This is a traditional Swedish dish, that has been around for ages, the oldest recipe I found was dated back to the the 19th century. In this case I haven’t followed a recipe per se but rather taken inspiration from several sources. This recipe is for about 5-6 persons as a main dish – serve with bred and cheese.
Start with the oxtail bits and let them soak in cold fresh water for circa two to three hours.
Step one is to make a broth on the ox tails.
- Circa 1-1,5 kg ox tail, cut in parts circa 3 cm thick
- 2 small carrots
- 1 parsnip
- 1 piece of celeriac
- 1 stalk celery
- 1 yellow onion
- 2 cloves of garlic
- 2 bay leaves
- a pinch of rosemary, thyme and parsley
- 5 black peppercorns
- 5 white peppercorns
- 5 allspice (Pimenta dioica)
- 2-3 tablespoons tomato paste
- 1 cup white wine (I used grüner veltliner)
- 1 tablespoon salt
- duck fat and/or butter for frying
Start with drying the meat. Sprinkle flour over the ox tail and brown them in duck fat. Then place them in a roomy pot or saucepan. Brown the root vegetables and the onion in a little butter and whisk out of the pan with water. Put everything together in the pot along with the spices and garlic. Add water to cover it and bring to boil. Skim it until its clear then add the tomato paste and the wine. Put the lid on and simmer for a few hours (when the meat falls off with ease from the vertebra’s with ease it done).
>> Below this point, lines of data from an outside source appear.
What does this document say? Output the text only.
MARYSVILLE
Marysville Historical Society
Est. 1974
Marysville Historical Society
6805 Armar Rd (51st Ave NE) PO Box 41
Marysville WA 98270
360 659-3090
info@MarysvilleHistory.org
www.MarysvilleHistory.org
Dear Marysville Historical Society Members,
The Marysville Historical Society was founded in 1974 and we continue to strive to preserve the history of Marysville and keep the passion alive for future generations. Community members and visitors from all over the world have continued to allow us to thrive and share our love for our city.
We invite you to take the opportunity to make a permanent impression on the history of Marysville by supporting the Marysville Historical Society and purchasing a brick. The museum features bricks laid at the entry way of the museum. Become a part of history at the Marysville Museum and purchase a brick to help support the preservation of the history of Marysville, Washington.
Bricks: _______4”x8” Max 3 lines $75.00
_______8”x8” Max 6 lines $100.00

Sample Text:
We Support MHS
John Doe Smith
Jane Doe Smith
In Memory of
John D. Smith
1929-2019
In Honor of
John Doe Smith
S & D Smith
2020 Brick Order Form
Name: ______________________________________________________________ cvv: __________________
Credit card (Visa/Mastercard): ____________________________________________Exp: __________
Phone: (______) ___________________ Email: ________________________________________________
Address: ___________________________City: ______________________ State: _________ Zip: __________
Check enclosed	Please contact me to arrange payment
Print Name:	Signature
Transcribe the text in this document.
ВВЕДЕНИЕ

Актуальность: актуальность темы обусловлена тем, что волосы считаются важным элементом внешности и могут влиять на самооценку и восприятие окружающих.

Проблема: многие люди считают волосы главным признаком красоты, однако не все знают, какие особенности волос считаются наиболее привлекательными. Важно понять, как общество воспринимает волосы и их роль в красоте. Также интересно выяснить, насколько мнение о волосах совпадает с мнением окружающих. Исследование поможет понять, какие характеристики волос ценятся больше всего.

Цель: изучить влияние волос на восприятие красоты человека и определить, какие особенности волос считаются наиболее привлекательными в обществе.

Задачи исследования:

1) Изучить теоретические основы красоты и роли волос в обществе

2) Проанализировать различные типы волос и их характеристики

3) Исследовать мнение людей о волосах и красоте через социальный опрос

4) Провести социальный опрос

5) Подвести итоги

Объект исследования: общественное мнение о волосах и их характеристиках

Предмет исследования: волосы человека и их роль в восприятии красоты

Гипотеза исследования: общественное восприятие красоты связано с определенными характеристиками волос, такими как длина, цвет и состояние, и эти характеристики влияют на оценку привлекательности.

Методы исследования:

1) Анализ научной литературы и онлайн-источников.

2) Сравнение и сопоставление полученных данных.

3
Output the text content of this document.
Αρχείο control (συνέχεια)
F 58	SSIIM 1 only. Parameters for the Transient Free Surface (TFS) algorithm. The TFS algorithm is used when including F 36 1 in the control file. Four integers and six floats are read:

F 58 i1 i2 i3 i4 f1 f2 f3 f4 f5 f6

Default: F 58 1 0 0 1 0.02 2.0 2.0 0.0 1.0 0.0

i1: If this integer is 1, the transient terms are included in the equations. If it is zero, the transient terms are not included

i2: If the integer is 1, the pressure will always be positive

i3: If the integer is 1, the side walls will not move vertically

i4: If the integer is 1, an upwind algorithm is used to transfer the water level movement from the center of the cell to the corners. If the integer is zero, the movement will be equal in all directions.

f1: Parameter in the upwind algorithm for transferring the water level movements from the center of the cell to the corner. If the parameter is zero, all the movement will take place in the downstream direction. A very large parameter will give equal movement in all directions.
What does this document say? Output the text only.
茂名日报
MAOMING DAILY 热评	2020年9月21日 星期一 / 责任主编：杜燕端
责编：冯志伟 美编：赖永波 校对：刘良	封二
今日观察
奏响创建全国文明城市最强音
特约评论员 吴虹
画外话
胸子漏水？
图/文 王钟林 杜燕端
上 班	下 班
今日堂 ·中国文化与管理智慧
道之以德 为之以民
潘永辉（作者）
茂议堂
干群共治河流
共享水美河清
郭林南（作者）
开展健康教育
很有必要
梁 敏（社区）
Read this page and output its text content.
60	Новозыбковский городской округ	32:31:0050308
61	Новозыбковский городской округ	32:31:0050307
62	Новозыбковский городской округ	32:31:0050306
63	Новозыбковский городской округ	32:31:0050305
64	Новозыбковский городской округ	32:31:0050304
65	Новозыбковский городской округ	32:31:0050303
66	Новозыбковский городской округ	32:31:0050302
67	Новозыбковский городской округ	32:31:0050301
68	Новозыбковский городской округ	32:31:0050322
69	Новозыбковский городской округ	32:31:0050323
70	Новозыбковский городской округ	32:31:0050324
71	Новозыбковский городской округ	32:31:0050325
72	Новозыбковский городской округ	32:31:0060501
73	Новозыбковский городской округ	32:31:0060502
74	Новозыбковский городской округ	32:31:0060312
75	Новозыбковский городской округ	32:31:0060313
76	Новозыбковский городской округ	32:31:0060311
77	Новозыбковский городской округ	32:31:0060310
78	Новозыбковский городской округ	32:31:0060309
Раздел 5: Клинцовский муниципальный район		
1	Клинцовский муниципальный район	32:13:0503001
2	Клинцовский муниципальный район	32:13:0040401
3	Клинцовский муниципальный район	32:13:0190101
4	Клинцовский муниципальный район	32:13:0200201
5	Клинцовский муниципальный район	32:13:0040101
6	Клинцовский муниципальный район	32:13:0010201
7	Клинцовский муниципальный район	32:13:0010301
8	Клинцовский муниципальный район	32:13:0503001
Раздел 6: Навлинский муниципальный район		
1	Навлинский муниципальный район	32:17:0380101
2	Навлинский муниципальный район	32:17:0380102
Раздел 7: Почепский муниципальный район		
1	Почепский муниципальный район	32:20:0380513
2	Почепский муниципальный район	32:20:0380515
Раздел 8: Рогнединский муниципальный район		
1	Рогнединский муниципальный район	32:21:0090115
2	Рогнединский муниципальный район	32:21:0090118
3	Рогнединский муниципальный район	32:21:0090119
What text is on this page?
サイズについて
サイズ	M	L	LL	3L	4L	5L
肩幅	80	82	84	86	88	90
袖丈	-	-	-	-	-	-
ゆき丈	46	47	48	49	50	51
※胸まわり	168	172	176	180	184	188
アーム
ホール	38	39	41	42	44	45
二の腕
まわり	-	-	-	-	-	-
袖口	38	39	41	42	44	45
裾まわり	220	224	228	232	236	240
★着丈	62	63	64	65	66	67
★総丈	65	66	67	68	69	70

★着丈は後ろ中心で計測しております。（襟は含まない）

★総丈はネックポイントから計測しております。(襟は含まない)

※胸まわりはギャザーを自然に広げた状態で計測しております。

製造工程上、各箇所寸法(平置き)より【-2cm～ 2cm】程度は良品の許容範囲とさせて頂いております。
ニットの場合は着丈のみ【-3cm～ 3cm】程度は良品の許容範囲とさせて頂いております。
When it’s about right lift out the meat, let it cool down and then remove the meat from the vertebra’s and chop it finely. While the meat is cooling, strain the broth through a wire strainer, press some of the root vegetables through.
Now it’s time to do the soup – if you rather wants a stew just make the it thicker!
- 2-3 yellow beets
- 1 carrot
- 4 fixed potatoes
- 1 piece of celery root
- 1 parsnip
- 5-10 small onions
- 10 or so mushrooms
- 1 knob of butter
- black pepper & salt
- red wine (if necessary)
- Fresh parsley
Cut the root vegetables into small bite size pieces and saute them along with the small onions and pour them into the broth, bring to boil and simmer for about 10 minutes. Meanwhile quarter the mushrooms and fry them up in a dry pan, add them and the meat in the broth. Let cook until the vegetables are ready. Thicken the soup if necessary. Season with salt and black pepper, and a little red wine in the absence of acid. Garnish with parsley and serve.
We served it with a very good red wine from Umbria, Italy. That refined rustic flavours worked like a charm with the soup, Montignanello LS10 from producer Stefano Leonucci.